I go into my room, locking the door behind me oh it doesn't lock, cute, that's what furniture is for. I push a dresser in front of the door and flop down on the bed. I'm disturbed by what I saw tonight. Please let the cops handle it? Maybe they'll find something. We did what we could. Likely he was killed. I'm going to guess by that gang related? But why no footprints? And why take the body? No that is weird.

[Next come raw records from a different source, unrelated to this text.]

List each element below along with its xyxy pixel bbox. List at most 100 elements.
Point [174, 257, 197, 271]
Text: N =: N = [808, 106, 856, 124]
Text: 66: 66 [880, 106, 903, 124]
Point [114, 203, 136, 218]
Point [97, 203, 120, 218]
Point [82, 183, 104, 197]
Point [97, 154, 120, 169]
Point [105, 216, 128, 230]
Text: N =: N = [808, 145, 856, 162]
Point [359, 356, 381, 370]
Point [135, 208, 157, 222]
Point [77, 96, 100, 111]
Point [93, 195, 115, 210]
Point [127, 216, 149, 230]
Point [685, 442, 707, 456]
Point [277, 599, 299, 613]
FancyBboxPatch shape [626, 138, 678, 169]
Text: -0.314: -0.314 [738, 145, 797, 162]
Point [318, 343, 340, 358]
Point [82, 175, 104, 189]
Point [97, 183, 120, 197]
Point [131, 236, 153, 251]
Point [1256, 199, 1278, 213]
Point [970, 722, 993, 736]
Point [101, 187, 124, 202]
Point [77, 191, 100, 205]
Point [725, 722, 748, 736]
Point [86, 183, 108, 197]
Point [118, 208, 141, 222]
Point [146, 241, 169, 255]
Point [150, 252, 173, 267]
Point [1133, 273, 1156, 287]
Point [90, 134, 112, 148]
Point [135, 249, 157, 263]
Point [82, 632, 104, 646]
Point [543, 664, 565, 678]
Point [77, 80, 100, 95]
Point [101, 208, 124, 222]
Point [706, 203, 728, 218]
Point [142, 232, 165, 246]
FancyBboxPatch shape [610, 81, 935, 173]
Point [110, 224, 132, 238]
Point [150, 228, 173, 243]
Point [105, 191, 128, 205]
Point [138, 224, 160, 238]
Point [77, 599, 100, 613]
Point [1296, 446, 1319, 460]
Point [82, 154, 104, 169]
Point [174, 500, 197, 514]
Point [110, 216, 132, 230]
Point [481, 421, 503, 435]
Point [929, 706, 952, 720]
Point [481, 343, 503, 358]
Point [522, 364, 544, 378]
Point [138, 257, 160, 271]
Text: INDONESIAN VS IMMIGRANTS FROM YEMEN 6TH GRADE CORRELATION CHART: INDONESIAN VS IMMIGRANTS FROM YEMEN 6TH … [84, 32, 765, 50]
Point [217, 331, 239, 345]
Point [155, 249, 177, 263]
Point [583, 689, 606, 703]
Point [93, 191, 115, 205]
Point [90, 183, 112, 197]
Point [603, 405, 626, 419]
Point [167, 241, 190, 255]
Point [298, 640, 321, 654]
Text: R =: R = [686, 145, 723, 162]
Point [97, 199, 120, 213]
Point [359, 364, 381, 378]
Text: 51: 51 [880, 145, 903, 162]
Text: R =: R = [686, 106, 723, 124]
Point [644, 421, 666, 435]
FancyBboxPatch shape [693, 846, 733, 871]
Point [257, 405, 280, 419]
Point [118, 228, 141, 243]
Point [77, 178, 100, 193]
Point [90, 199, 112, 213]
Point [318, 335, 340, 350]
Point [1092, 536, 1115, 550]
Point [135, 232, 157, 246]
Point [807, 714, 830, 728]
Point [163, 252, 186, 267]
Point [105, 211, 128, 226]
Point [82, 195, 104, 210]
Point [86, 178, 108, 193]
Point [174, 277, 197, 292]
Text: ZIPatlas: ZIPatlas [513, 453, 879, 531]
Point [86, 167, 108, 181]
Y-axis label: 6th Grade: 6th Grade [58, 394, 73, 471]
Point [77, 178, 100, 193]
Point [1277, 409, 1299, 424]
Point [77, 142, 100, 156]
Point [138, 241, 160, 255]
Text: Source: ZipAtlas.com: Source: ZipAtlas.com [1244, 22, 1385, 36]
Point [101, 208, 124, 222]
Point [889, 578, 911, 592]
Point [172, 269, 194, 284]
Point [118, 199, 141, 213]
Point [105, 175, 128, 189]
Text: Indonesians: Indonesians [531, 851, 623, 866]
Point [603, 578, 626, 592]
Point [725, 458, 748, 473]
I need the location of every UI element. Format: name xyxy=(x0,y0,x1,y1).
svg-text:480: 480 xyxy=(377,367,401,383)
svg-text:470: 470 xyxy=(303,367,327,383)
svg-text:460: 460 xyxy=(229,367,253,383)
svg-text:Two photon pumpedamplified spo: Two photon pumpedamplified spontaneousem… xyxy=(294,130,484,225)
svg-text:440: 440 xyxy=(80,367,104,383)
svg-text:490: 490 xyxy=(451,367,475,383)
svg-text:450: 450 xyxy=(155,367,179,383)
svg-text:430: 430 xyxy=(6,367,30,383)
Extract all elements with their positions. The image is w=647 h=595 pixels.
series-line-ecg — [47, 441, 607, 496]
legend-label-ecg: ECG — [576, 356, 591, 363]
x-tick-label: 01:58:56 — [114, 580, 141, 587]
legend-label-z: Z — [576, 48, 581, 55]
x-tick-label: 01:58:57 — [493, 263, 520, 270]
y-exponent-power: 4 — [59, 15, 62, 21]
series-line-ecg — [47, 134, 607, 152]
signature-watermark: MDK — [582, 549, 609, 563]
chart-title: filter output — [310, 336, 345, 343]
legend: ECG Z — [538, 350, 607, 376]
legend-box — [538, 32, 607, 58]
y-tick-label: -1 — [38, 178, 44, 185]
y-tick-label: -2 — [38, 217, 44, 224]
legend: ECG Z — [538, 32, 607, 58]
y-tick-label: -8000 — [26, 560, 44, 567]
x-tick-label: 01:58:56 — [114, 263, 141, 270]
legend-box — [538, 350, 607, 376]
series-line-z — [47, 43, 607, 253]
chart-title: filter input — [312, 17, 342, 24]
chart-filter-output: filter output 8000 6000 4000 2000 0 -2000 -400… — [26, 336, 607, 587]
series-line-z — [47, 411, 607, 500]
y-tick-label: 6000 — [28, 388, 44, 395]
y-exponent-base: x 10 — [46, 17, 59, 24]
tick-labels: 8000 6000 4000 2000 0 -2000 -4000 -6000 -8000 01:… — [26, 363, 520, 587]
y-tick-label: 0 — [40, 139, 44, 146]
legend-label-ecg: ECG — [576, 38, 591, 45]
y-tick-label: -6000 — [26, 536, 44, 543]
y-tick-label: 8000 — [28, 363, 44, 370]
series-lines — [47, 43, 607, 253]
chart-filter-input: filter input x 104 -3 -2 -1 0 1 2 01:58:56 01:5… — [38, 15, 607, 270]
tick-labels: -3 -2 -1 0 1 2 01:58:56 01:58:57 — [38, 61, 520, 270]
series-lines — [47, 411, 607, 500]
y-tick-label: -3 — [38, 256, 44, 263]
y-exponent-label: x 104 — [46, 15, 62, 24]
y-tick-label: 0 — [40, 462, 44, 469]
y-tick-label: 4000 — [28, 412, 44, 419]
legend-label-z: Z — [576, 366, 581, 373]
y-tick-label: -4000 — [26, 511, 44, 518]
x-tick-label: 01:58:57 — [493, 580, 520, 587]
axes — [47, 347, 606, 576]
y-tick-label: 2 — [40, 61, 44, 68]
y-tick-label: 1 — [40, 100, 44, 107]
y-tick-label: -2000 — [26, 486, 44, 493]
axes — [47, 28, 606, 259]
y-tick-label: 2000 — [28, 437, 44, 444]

And those homophobic DNA givers downstairs just brought up devil worship here in Pine Hollow? Oh how sinister is this about to get?
I pull out the map.
"Buried treasure, Sebastian?" I mutter, unfolding it. it's a map of Washington state on one side. And on the other, it's just Pine Hollow. That's useful. But why hide it? Huh maybe they're against maps.
Around the edge of the map he has runes. Hm. Interesting. He was definitely coding it which seems odd then meet the people he lived with. Then across the map he's sketched perfectly straight lines, fanning out across it then some cross cross.
I flip it over. Only two lines through Pine Hollow which intersect.
"Okay, where are we—where's Mullholland—oh no, no you don't," I say, quietly.
What are the odds that the place where we found the bike is along one of the lines?